Sunday, November 23, 2008


It is difficult if not impossible these days not to think about money. Everyone, everywhere seems to be catching the fading green virus that began here in the states and is now spreading ominously across the globe. Not only does it appear that our famed financial experts live in houses of straw, but one is uncertain if any houses made of brick actually exist. And the big bad wolf has entered the village determined to huff, and to puff, and to blow some things down.
While I am cognizant of the fact that the situation is serious and I certainly appreciate that money is a crucial commodity for us all, there seem to be pivotal issues in the air at the moment, more essential issues, and those have led me to contemplate the somewhat skewed and earthbound meanings that seem to have been bestowed on our twenty-first century ideas of worth, of value and of success. How do we define success? Do we feel someone is worth more, or is more successful, when their bank account is chubby? How exactly do we measure our own value as a lone individual wandering the world at present? What is our definition of greatness, for a country or for an individual?

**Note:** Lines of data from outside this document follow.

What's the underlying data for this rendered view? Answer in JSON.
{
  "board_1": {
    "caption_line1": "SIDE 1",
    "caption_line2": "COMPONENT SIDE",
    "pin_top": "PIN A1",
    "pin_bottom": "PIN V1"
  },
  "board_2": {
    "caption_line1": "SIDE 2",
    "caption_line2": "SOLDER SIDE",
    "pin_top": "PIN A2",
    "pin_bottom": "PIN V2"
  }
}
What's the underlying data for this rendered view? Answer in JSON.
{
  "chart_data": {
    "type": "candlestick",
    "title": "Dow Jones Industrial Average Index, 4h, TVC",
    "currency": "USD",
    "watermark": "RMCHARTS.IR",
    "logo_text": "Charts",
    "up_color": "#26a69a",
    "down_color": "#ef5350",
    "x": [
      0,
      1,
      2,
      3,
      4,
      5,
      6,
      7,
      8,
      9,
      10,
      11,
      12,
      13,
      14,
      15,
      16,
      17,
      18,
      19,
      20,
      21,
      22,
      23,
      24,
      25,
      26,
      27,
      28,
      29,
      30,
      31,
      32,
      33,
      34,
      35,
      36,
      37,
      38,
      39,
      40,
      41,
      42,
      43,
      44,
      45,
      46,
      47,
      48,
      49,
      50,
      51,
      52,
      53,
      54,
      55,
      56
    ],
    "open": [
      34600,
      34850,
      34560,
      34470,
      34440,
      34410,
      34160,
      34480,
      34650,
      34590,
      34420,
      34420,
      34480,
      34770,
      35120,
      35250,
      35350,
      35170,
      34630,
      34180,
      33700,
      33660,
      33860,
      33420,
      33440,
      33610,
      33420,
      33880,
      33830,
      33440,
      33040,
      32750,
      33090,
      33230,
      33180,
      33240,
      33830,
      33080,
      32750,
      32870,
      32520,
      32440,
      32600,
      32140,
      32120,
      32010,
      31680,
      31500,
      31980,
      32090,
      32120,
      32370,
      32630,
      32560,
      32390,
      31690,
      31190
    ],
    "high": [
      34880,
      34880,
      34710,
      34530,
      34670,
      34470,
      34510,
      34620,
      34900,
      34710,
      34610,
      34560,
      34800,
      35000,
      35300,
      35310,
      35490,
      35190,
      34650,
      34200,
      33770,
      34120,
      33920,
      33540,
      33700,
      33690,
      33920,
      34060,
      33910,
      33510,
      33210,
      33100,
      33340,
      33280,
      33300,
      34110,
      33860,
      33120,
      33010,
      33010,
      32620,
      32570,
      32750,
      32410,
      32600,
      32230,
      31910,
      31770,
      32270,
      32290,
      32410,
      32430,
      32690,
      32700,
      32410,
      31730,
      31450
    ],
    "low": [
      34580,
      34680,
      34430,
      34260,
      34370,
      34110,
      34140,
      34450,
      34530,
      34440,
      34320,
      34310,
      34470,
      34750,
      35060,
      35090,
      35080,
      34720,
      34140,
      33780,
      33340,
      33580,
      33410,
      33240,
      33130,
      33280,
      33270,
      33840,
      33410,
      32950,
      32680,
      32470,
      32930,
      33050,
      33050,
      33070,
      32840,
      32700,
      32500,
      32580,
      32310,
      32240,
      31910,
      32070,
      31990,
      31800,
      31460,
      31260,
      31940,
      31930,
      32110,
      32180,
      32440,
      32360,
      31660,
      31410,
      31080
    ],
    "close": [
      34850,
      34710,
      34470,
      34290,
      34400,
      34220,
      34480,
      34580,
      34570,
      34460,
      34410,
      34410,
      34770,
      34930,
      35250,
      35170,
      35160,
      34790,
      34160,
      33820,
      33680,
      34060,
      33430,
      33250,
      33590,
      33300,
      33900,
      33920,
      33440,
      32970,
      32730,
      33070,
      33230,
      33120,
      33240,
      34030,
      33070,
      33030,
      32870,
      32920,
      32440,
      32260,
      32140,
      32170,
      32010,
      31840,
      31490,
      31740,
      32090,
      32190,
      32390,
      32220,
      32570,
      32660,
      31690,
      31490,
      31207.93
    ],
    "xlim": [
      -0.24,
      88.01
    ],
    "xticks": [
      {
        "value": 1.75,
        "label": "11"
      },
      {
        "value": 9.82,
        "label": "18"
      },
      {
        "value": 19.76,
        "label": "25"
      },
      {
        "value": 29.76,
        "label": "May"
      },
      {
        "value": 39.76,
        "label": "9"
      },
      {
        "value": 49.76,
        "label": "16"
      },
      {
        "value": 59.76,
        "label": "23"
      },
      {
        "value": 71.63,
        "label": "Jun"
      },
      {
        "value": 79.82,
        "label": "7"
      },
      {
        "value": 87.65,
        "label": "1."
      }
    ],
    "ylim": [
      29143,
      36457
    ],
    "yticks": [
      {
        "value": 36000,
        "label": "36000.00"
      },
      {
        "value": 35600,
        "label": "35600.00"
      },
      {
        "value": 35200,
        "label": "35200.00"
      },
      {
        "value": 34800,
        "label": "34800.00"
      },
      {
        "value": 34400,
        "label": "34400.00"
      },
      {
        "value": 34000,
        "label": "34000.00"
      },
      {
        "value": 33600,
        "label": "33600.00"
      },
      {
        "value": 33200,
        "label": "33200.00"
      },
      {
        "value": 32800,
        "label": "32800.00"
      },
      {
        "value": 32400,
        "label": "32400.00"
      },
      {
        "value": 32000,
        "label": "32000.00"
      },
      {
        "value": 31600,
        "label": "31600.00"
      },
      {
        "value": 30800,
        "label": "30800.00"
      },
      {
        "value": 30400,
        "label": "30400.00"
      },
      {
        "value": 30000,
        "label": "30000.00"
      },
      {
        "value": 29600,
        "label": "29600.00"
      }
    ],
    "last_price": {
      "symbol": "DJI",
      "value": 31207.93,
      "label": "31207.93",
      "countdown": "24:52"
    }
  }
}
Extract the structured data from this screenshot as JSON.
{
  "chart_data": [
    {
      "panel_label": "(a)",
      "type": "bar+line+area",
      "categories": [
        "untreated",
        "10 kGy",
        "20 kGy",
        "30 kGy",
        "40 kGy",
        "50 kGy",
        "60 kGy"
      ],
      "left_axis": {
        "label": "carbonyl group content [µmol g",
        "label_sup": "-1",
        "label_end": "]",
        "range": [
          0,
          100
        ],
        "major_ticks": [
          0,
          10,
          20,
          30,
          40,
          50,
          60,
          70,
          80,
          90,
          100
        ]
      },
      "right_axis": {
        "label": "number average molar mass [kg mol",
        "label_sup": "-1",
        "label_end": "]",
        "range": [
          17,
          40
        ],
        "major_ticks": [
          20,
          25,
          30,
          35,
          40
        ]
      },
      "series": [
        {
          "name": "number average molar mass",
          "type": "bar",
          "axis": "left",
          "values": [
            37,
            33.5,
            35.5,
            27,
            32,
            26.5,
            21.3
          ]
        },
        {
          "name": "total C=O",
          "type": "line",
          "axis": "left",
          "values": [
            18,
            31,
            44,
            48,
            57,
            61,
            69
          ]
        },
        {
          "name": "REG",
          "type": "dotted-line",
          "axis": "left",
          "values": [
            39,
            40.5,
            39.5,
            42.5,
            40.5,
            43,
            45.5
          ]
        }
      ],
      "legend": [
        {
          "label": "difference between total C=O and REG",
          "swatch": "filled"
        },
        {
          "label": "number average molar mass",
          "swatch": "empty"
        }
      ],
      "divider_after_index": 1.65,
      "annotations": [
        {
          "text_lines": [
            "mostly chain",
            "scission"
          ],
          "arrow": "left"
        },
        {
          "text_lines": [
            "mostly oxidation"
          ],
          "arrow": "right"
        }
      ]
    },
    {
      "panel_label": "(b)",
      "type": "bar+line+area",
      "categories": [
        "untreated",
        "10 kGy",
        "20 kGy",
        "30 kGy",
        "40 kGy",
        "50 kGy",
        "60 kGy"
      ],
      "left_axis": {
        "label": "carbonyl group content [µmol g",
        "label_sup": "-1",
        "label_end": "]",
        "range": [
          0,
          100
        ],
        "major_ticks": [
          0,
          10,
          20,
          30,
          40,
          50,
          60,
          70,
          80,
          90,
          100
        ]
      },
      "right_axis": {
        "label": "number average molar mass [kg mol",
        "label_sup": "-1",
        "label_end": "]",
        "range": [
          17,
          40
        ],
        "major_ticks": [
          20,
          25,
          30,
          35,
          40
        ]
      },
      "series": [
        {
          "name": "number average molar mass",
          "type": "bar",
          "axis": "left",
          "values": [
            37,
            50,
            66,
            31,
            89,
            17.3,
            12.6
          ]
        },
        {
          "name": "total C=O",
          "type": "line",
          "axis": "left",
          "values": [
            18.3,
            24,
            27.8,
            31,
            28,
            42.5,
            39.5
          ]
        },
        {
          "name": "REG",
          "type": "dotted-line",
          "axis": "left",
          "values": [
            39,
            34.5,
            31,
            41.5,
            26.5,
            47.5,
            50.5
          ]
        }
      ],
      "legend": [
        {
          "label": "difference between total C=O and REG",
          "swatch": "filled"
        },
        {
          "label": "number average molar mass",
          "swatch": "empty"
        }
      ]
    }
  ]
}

As is my wont, whenever I am in a pondering mood, I turn to my books, for I know others before me have surely studied over the same questions as I at some point in their lives, and history is such a great teacher. It is often a comfort to read what greater minds than mine have had to say on whatever subject I am mulling over. At the start of this, our Thanksgiving holiday week, I found this particular passage from a speech given by Bobby Kennedy in 1968 especially meaningful. Perhaps you will also.

..the gross national product does not allow for the health of our children, the quality of their education or the joy of their play. It does not include the beauty of our poetry or the strength of our marriages, the intelligence of our public debate or the integrity of our public officials. It measures neither our wit nor our courage, neither our wisdom nor our learning, neither our compassion nor our devotion to our country, it measures everything in short, except that which makes life worthwhile. And it can tell us everything about America except why we are proud that we are Americans.